In its editorial today, The Wall Street Journal (http://www.opinionjournal.com) calls on Senate Republicans to filibuster the bill until the most offensive provisions are deleted. Good luck.
Congressional Republicans have spent the last decade trying to out spend Democrats. But their attempts at vote buying are being trumped by the Democrats, and the Republicans wind up offending their fiscally conservative base.
What’s sad about all this is that the housing issue is so complex that the advocates of the bailouts of Fannie Mae (FNM), Freddie Mac (FRE) and the politicians and executives of home builders, mortgage bankers and Wall Street geniuses who profit from their boondoggles can convince voters that the housing bill is a good thing. Long-term, it’s not.
The WSJ editorial concludes:
For proof of how powerful they remain, even in their straitened circumstances, look no further than Majority Leader Harry Reid’s refusal even to allow a vote on an amendment proposed by South Carolina Republican Jim DeMint to bar the two from lobbying in the future. Senator DeMint has threatened to filibuster if his amendment isn’t aired. By itself, the antilobbying provision won’t save the taxpayer from Fan and Fred, but it’s a start.
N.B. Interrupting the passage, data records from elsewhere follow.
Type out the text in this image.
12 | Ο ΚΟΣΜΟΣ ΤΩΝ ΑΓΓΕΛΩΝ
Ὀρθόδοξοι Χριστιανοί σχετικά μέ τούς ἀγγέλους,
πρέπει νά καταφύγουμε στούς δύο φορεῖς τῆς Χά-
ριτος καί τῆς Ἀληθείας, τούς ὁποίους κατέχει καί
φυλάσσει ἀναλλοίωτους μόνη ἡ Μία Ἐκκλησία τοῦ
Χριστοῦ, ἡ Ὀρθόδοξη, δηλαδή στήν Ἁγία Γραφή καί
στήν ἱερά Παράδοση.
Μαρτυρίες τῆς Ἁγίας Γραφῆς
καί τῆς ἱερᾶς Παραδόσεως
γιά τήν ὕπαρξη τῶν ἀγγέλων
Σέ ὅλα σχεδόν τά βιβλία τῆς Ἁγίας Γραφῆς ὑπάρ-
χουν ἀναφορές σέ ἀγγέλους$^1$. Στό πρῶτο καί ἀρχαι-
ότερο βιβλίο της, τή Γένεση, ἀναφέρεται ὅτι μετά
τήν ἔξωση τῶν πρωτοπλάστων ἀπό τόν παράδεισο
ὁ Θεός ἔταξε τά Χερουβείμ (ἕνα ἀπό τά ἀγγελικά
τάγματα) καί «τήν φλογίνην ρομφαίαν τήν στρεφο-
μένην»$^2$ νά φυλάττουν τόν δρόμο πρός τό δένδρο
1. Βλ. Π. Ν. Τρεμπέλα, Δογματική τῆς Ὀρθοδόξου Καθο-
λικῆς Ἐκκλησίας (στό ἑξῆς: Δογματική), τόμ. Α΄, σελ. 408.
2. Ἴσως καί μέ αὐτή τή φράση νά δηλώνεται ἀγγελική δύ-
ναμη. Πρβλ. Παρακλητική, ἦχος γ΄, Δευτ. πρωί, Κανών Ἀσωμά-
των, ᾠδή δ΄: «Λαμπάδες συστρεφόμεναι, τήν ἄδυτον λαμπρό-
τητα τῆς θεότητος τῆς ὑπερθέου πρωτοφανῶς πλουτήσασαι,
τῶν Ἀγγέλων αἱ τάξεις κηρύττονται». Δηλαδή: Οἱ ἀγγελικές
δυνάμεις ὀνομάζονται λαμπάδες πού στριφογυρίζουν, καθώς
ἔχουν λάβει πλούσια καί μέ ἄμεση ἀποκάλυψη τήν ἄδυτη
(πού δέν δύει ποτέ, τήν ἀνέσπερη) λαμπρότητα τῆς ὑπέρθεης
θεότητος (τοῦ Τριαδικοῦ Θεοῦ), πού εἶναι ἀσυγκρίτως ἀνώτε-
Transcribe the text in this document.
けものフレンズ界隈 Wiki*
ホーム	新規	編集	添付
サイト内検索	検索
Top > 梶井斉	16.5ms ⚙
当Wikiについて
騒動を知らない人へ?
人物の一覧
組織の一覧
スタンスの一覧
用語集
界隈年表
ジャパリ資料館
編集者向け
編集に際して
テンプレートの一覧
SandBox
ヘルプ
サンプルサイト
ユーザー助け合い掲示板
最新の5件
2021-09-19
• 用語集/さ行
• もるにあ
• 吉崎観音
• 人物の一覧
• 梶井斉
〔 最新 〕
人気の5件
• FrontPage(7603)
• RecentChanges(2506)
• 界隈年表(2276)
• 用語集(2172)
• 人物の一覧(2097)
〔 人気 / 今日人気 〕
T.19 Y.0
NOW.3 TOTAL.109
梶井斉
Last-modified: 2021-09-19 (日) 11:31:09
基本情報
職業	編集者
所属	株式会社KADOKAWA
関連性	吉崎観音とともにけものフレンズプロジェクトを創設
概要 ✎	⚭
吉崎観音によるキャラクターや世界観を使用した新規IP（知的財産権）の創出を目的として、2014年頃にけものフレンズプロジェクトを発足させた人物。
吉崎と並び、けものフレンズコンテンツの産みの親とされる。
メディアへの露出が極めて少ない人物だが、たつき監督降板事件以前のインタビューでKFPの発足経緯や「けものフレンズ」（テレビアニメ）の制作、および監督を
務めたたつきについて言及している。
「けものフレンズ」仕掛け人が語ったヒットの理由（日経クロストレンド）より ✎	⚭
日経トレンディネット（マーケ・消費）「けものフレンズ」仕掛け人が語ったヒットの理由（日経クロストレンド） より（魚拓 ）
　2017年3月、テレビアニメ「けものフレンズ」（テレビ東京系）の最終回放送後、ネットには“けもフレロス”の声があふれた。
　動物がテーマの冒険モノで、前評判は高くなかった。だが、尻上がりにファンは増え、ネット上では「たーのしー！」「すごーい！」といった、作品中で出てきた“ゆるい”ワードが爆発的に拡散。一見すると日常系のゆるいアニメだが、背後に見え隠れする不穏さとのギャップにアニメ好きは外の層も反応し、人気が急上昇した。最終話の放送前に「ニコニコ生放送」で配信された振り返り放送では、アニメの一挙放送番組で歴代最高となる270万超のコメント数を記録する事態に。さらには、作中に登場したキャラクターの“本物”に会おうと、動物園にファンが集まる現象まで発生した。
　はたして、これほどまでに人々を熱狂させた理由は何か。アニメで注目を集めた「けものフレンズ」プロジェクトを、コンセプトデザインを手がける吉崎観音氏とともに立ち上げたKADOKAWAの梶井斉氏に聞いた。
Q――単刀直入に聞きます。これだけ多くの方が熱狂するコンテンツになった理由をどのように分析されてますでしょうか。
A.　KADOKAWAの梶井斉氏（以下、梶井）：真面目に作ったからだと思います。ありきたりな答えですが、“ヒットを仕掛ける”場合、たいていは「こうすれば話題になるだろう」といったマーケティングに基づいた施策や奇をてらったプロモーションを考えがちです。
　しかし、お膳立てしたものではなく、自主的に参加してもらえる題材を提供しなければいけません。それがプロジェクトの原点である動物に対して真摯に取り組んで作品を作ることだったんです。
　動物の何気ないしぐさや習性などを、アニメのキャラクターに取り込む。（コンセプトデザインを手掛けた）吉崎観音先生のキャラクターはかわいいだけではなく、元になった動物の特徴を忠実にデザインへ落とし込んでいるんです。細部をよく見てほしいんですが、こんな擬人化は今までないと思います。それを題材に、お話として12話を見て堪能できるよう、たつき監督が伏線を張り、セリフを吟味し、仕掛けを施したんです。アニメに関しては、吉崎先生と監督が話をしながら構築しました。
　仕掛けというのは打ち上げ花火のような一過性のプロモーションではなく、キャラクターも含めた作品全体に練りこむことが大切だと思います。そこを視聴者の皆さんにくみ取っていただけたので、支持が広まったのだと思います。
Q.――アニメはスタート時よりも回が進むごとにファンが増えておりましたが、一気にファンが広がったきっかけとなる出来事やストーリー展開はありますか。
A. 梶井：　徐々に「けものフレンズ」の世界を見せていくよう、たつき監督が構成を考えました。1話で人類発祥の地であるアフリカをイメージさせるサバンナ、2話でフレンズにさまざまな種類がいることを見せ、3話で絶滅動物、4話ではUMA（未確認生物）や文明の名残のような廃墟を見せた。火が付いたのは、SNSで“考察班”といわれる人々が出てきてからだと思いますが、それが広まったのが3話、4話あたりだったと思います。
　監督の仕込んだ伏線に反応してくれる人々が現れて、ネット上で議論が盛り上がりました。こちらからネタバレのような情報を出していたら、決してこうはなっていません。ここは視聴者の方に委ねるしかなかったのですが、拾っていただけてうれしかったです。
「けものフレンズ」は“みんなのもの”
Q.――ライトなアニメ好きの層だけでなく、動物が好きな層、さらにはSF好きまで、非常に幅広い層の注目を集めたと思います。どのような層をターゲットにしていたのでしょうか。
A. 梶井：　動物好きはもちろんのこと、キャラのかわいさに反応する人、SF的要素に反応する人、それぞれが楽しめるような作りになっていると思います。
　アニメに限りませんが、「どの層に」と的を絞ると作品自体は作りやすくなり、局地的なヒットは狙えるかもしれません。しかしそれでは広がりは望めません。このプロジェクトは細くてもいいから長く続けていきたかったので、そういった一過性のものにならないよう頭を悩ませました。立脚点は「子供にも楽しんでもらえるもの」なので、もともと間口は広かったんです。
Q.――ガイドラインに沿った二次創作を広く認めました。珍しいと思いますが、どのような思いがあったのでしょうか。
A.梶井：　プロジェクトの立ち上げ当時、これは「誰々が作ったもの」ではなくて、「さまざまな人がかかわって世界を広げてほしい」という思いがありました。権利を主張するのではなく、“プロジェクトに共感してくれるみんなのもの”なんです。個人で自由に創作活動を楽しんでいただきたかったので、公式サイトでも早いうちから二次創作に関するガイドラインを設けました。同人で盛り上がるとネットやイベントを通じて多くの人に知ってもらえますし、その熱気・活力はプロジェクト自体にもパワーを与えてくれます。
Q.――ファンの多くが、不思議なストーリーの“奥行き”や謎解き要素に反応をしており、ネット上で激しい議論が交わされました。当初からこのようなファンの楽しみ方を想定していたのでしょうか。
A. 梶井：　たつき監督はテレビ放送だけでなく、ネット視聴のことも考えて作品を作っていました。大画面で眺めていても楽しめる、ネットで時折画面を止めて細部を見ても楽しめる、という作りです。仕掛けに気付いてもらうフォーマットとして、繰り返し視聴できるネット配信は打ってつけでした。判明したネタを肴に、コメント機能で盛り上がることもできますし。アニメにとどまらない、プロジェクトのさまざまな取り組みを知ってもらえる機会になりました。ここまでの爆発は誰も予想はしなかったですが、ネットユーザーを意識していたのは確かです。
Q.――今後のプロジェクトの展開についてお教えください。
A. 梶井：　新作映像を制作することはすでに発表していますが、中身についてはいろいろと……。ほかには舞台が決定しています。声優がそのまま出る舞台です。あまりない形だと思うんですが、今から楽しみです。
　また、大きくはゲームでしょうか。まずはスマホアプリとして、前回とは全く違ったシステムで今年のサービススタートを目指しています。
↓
Democrats are rushing this bill through because of the favors for Fan and Fred and new spending for left-wing activists like Acorn. But the reluctance of many Republicans to look out for taxpayers is harder to comprehend. They’ll get little credit this year for letting the majority Democrats say they did something for “housing,” and GOP voters will blame them for rescuing the irresponsible.
Meantime, the White House and Treasury are betting that this bill will put a floor under the housing market and buoy bank stocks, and thus avoid a deeper financial downturn. The rescue will only delay a housing market bottom, and it may or may not help bank stocks. The one certainty is that taxpayers are assuming a huge new risk.